I liked doing the dream journal. Perhaps I should start doing that again.
 
posted by [identity profile] dglenn.livejournal.com at 10:05pm on 2004-04-05
I recall hearing on the radio several years ago that there's something like a fifteen-minute threshold for staying asleep or retroactively having woken up ... that if the Q&A or routine task lasts less than that, there's a very good chance that you won't remember it and in any sense that counts you will have done the entire thing in your sleep, but if it lasts longer than that, it'll be as if you'd been awake from the start of it.

I'm not sure whether this is related to the ability to drive up to twenty minutes while asleep (aparently the transitions from wake to sleep and from sleep to wake while driving are considerably more dangerous than the twenty-minute driving-while-asleep span -- I'm not sure what happens after twenty minutes)

Human sleep is a very odd phenomenon. Or set of phenomena.

(Hmm. Thinking about the driving-while-asleep thing, I recall in my younger and less-willing-to-pull-over-for-a -nap days, I found it disconcerting to wake up on a different highway than the last one I remembered driving on.

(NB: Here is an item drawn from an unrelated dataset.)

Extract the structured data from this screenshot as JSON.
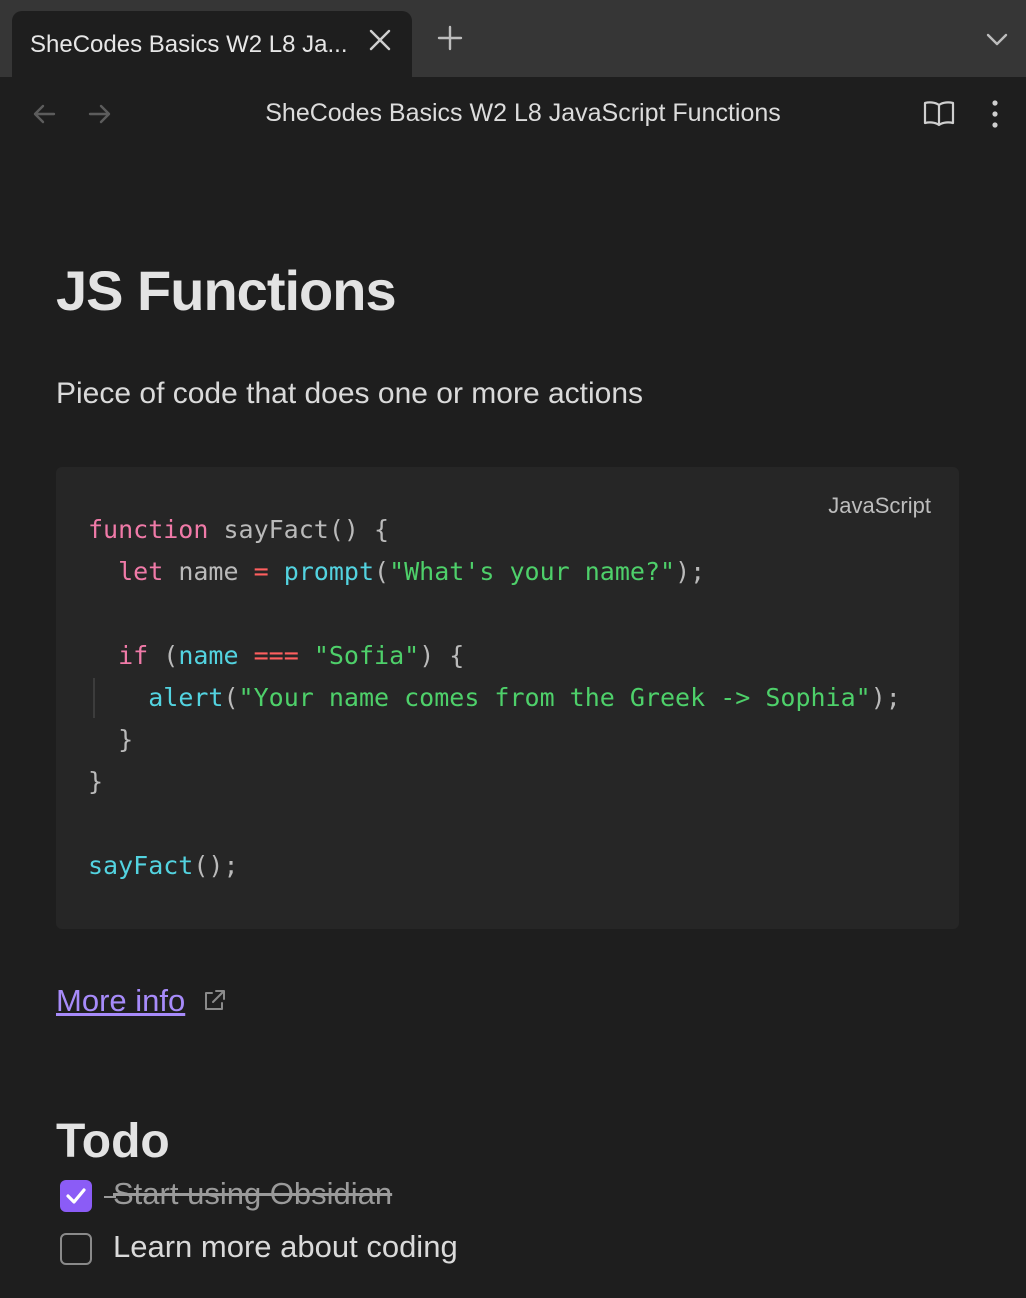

Apparently I managed to negotiate a familiar exit ramp in my sleep. A couple of those experiences, and I got scared enough to put a blanket in the car and start trying to figure out when I needed to stop and rest.)
 
posted by [identity profile] dglenn.livejournal.com at 10:08pm on 2004-04-05
Sometimes I worry that forcing myself that little bit more awake so I can write down the time will make it harder to get back to sleep, so I just try to memorize the time. This usually works (I do keep a sleep log, in addition to tracking when I take what drugs), but when things get really wonky I can no longer reliably keep track.